Lui se ne stava dall`altra parte della strada a parlare con un vecchio, era molto bello, dovevo ammetterlo, ma alle ragazze del negozio interessava qualcosa d`altro che la bellezza…i soldi.
Non potevo biasimarle, se ti sposavi con lui era pur certo che avresti vissuto nel lusso fino alla fine della tua vita, non so bene perché, ma mi sembrava di conoscerlo e senza farlo apposta lo fissai a lungo cercando di ricordare.
Lui girandosi per un istante verso la nostra vetrina mi vide, sembrò sorpreso e anche lui cominciò a fissarmi, le ragazze nel negozio cominciarono a guardarmi con invidia e io tornai alla realtà, mi accorsi della brutta impressione che avevo dato, per questo distolsi lo sguardo.
Anche lui se ne rese conto, ma continuava a guardarmi con interesse e questo confermava che ci eravamo già visti da qualche parte, ma io non ricordavo molto.
Finito il mio lavoro, verso circa le sei di sera salutai Miss.

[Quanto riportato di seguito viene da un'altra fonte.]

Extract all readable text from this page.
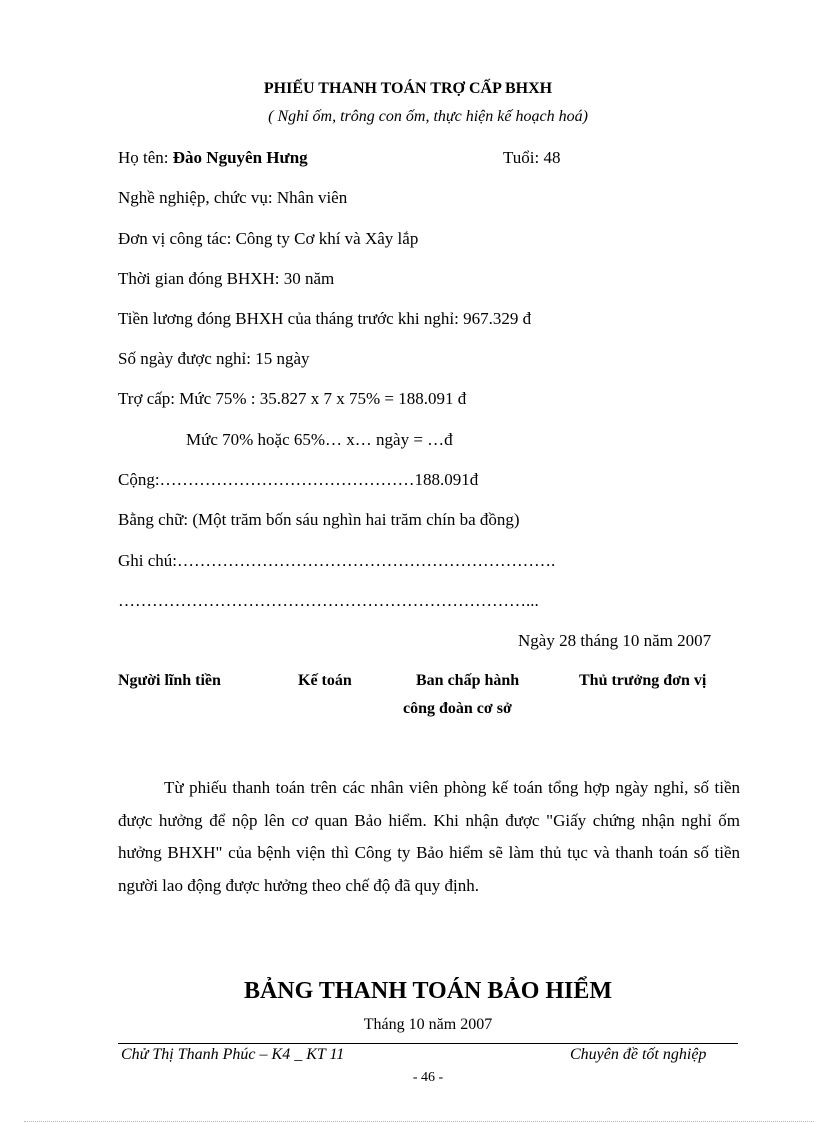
PHIẾU THANH TOÁN TRỢ CẤP BHXH
( Nghỉ ốm, trông con ốm, thực hiện kế hoạch hoá)
Họ tên: Đào Nguyên Hưng	Tuổi: 48
Nghề nghiệp, chức vụ: Nhân viên
Đơn vị công tác: Công ty Cơ khí và Xây lắp
Thời gian đóng BHXH: 30 năm
Tiền lương đóng BHXH của tháng trước khi nghỉ: 967.329 đ
Số ngày được nghỉ: 15 ngày
Trợ cấp: Mức 75% : 35.827 x 7 x 75% = 188.091 đ
Mức 70% hoặc 65%… x… ngày = …đ
Cộng:………………………………………188.091đ
Bằng chữ: (Một trăm bốn sáu nghìn hai trăm chín ba đồng)
Ghi chú:………………………………………………………….
………………………………………………………………...
Ngày 28 tháng 10 năm 2007
Người lĩnh tiền	Kế toán	Ban chấp hành
công đoàn cơ sở
Thủ trưởng đơn vị

Từ phiếu thanh toán trên các nhân viên phòng kế toán tổng hợp ngày nghỉ, số tiền được hưởng để nộp lên cơ quan Bảo hiểm. Khi nhận được "Giấy chứng nhận nghỉ ốm hưởng BHXH" của bệnh viện thì Công ty Bảo hiểm sẽ làm thủ tục và thanh toán số tiền người lao động được hưởng theo chế độ đã quy định.

BẢNG THANH TOÁN BẢO HIỂM
Tháng 10 năm 2007
Chử Thị Thanh Phúc – K4 _ KT 11	Chuyên đề tốt nghiệp
- 46 -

Larson, che mi diede la paga del giorno, e me ne andai verso casa.
Prima di salire le scale che portavano al mio appartamento guardai la mia cassetta della posta, pubblicità, fatture, e una lettera, sopra c`era scritto “Dipartimento della salute e della sanità”, la presi e salii. Chiusi la porta di casa e andai a sedermi in salotto, presi il tagliacarte e aprii la busta:
<
La ringraziamo per la sua collaborazione.
 
Dipartimento della salute e della sanità>>


Trovai un fascicolo e rimasi scioccata a vedere la foto della nostra prima paziente: era la bambina di oggi!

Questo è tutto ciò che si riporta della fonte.